M1: Improper Credential Usage

Improper credential usage covers hardcoded secrets, weak credential lifecycles, and unsafe handling of session artefacts. Mobile binaries often ship with API keys, service passwords, or signing tokens embedded for convenience. Attackers reverse engineer the app, extract the secrets, and use them to impersonate the app or pivot into backend services.
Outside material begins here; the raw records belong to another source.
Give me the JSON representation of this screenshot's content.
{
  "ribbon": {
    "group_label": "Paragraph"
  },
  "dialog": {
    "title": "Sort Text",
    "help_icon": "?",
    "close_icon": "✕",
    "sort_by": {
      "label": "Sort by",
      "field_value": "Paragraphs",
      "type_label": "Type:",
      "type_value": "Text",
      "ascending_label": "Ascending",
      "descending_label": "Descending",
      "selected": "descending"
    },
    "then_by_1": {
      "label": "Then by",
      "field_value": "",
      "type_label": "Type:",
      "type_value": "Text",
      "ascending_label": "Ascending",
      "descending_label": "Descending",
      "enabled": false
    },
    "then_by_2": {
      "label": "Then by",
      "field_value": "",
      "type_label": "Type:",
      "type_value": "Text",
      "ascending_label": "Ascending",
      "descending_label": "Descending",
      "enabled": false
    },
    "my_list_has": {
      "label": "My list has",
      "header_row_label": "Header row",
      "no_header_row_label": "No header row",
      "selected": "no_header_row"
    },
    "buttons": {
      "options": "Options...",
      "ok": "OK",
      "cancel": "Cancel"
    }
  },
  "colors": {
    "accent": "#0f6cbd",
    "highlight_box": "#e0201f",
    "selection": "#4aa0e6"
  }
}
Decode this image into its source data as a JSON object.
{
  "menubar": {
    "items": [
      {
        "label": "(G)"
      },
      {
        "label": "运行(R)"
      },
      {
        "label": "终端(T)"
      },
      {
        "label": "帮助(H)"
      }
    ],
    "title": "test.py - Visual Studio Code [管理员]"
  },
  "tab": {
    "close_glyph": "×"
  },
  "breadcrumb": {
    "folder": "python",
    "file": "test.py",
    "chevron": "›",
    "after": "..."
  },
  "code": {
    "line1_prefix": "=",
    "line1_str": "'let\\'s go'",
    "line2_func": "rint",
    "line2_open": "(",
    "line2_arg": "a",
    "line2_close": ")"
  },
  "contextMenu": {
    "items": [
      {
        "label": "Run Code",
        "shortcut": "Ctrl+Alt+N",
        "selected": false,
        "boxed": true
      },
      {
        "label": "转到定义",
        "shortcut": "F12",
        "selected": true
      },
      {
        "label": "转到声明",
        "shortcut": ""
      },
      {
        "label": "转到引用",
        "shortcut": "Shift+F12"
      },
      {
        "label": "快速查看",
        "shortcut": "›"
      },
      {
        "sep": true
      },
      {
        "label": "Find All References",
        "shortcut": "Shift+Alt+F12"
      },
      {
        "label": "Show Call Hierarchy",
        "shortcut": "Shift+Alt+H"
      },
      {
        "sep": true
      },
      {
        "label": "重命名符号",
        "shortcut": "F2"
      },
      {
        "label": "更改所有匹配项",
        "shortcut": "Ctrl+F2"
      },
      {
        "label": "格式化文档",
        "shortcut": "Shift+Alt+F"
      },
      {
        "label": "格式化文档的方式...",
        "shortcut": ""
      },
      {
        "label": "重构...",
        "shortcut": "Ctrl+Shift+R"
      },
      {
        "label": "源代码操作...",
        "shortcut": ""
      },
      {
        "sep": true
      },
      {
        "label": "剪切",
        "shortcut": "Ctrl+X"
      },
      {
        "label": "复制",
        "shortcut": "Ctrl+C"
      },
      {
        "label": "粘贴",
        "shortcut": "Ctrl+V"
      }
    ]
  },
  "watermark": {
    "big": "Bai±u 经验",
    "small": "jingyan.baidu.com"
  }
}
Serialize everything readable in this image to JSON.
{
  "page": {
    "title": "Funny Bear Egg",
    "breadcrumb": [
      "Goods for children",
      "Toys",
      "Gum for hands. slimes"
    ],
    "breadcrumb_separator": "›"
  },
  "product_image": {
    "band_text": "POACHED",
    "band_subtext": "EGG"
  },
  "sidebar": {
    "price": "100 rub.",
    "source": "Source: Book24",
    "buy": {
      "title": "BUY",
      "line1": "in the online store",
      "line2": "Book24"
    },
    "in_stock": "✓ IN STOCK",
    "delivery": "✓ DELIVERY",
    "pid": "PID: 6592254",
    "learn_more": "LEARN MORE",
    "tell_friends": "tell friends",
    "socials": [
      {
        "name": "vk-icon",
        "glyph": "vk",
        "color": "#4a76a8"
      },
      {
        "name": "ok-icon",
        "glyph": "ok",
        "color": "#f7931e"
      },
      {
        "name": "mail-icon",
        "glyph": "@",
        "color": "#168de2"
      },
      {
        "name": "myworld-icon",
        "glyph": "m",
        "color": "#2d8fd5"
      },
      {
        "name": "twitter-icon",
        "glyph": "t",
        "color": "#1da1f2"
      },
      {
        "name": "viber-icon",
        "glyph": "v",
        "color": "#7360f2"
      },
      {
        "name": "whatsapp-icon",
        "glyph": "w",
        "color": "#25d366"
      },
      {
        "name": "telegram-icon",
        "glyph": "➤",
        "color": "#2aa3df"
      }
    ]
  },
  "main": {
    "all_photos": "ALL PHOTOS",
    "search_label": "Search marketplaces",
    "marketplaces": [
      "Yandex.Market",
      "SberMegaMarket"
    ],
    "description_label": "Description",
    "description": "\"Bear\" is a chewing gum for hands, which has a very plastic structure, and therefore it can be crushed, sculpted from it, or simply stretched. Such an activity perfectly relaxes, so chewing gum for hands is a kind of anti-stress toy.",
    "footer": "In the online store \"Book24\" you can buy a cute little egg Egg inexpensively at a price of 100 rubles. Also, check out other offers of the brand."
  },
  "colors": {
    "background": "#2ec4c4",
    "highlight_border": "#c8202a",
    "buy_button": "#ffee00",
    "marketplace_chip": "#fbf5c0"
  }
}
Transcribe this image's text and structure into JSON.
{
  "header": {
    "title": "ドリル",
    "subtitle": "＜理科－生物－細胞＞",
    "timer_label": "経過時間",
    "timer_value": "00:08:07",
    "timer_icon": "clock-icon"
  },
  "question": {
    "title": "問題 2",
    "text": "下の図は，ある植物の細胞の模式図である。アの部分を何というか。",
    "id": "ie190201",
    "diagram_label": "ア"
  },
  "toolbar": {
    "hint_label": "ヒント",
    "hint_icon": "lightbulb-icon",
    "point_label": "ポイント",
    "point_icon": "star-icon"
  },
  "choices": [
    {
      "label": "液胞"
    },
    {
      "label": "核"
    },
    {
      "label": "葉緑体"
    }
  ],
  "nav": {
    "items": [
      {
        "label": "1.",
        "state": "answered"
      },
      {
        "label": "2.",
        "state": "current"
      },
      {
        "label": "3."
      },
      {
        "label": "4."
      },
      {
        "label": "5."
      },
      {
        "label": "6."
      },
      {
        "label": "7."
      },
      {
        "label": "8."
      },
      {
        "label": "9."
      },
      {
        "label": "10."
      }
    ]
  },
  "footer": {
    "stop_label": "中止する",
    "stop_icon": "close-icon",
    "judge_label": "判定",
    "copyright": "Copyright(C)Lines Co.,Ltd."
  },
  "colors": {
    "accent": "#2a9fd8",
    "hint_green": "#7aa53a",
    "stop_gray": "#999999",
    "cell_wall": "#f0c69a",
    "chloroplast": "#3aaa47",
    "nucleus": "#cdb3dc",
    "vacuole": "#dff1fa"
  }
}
Poor credential hygiene also includes storing long-lived refresh tokens on the device or transmitting passwords without robust channel protection.

Typical Weakness Patterns

  • Hardcoded API keys, client secrets, or admin passwords in the source tree or compiled binary.
  • Embedding service accounts in configuration files bundled with the app.
  • Reusing the same credentials across environments or failing to rotate leaked keys.
  • Persisting primary credentials in shared preferences, plist files, or Keychain entries without hardware-backed protection.

Detection Cues

  • Static analysis that searches for string literals matching key formats, JSON web tokens, or Base64 blobs.
  • Dynamic testing that inspects network traffic and device storage for credentials sent or cached in plain text.
  • CI/CD pipelines that compare builds for new or changed secrets using tools such as trufflehog, gitleaks, or custom regex scanners.

Mitigation

  • Remove hardcoded secrets and replace them with secure token exchange patterns (e.g., Dynamic Client Registration, short-lived signed requests).
  • Leverage hardware-backed storage (Android Keystore, iOS Secure Enclave) for any tokens that must remain on-device, and bind them to device/user properties.
  • Enforce credential rotation, scope minimisation, and anomaly monitoring so exposed credentials cannot be abused quietly.
  • Automate secret scanning in build pipelines and block releases whenever new credentials are detected.